L’Encyclopédie/1re édition/COUVRE-FEU

COUVREPIÉ  ►

Couvre-feu, s. m. (Hist. mod.) nom de la cloche qu’on sonnoit tous les soirs en Angleterre au commencement de la nuit, du tems de Guillaume le conquérant. Cette coûtume, & le nom de cette cloche, vinrent de ce prince qui après être monté sur le throne d’Angleterre, ordonna en 1068, qu’au son de la cloche qui sonneroit à sept heures du soir chacun se tînt renfermé dans sa maison, qu’on éteignît la lumiere, & qu’on couvrît le feu ; le tout à peine d’une grosse amende pour chaque contrevenant. Le son de cette cloche, qu’on appella le couvre-feu, devint un sujet de grandes vexations, auxquelles les Anglois furent très-sensibles ; car pour peu qu’ils manquassent d’exactitude dans l’observation de cet ordre nouveau, ils étoient assurés d’en être punis rigoureusement.

Je conviens, avec M. de Voltaire, que la loi du couvre-feu étoit une police ecclésiastique en usage dans presque tous les anciens cloîtres des pays du Nord ; mais ce n’étoit pas du moins une police civile qui eût lieu en Normandie.
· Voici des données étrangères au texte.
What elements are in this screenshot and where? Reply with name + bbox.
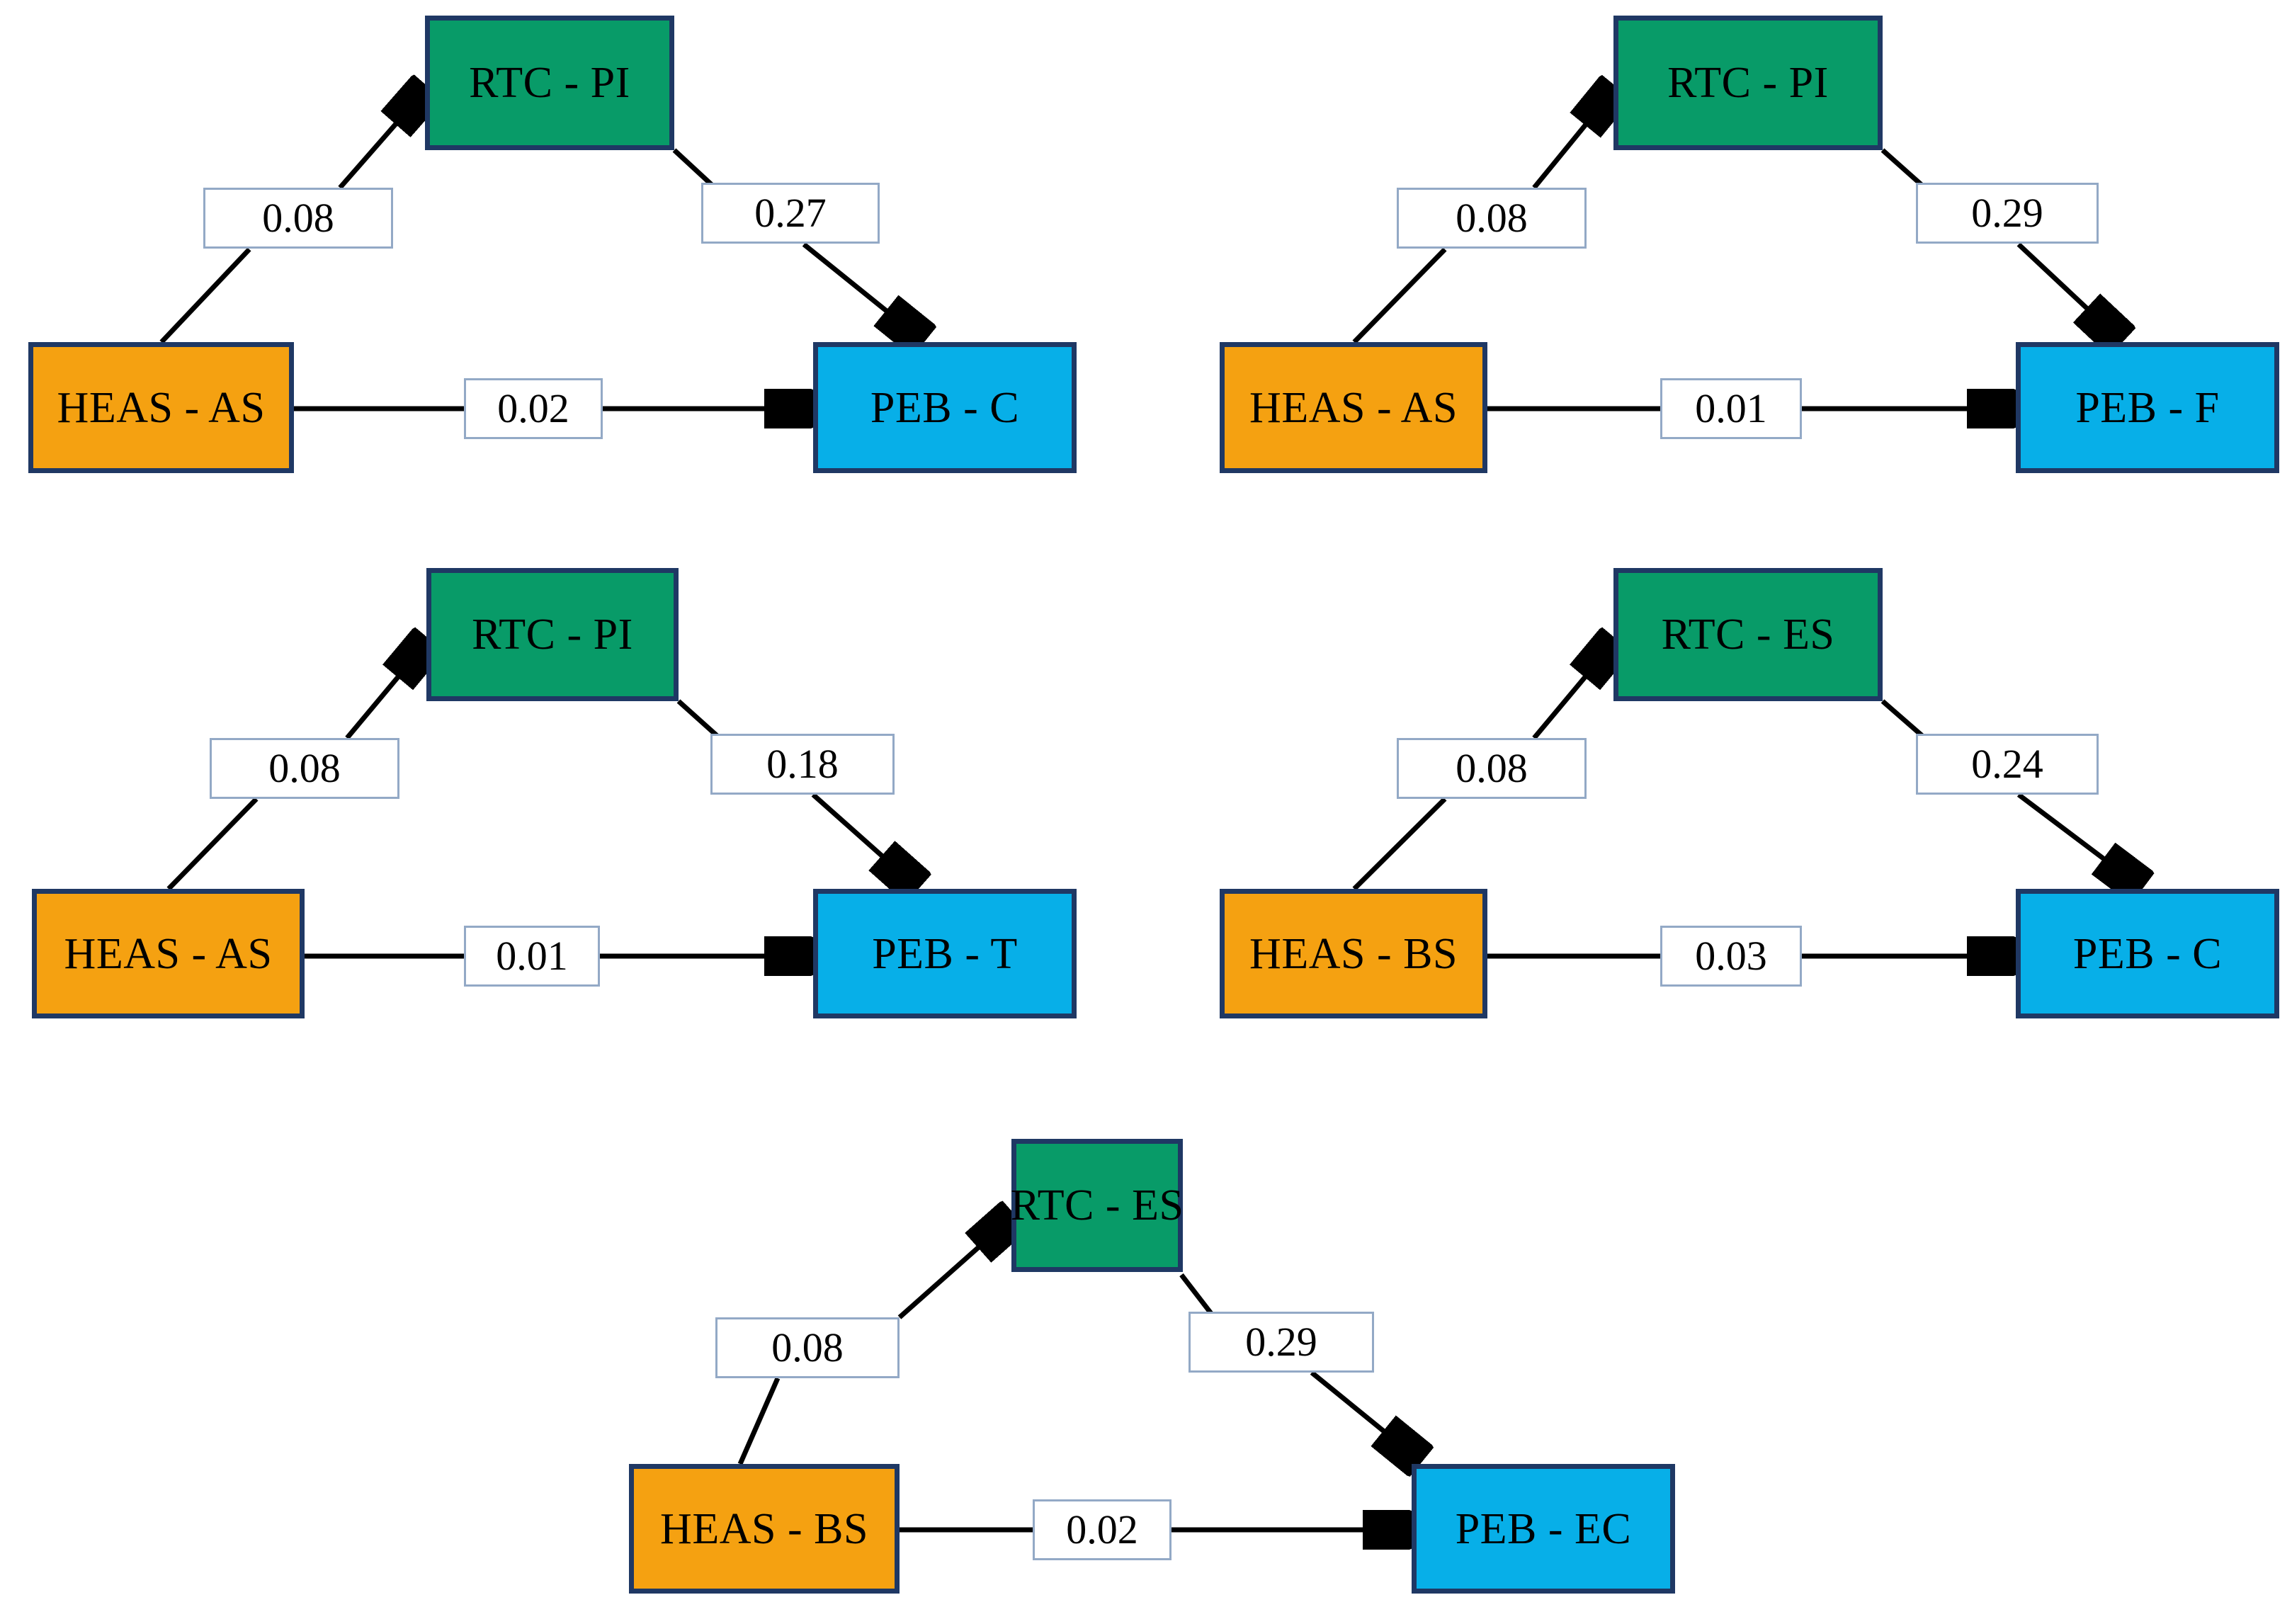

Aussi Polydore Virgile remarque que l’une des polices dont Guillaume I. s’avisa, fut de desarmer les Anglois, de leur défendre de sortir de leurs maisons depuis les sept heures du soir, & de leur ordonner de couvrir leur feu, dont ils auroient avis par la cloche que l’on sonneroit. « Qu’il eût emprunté cette coûtume de nous, dit Pasquier, je ne le vois, que nous la tenions de lui, je ne le crois : mais il y a grande apparence, ajoûte-t-il, que le couvre-feu fut introduit parmi nous du tems de Charles VI. lors de la faction des Bourguignons & des Armagnacs ; car cet usage subsistoit sous le regne de Charles VII ». Quoi qu’il en soit, la cloche du couvre-feu établie avec rigueur chez les Anglois, étoit comme un signal qui se renouvellant tous les jours, ne leur permettoit pas d’oublier l’état de leur esclavage. Mais cette oppression ne dura pas long-tems chez un peuple prêt à tout sacrifier pour sa liberté. Henri II. abolit le couvre-feu en 1100, c’est-à-dire trente-deux ans après son établissement. Les Anglois n’ont connu depuis que le son des cloches des églises, qui ne marquent aucune servitude. Art. de M. le Chevalier de Jaucourt.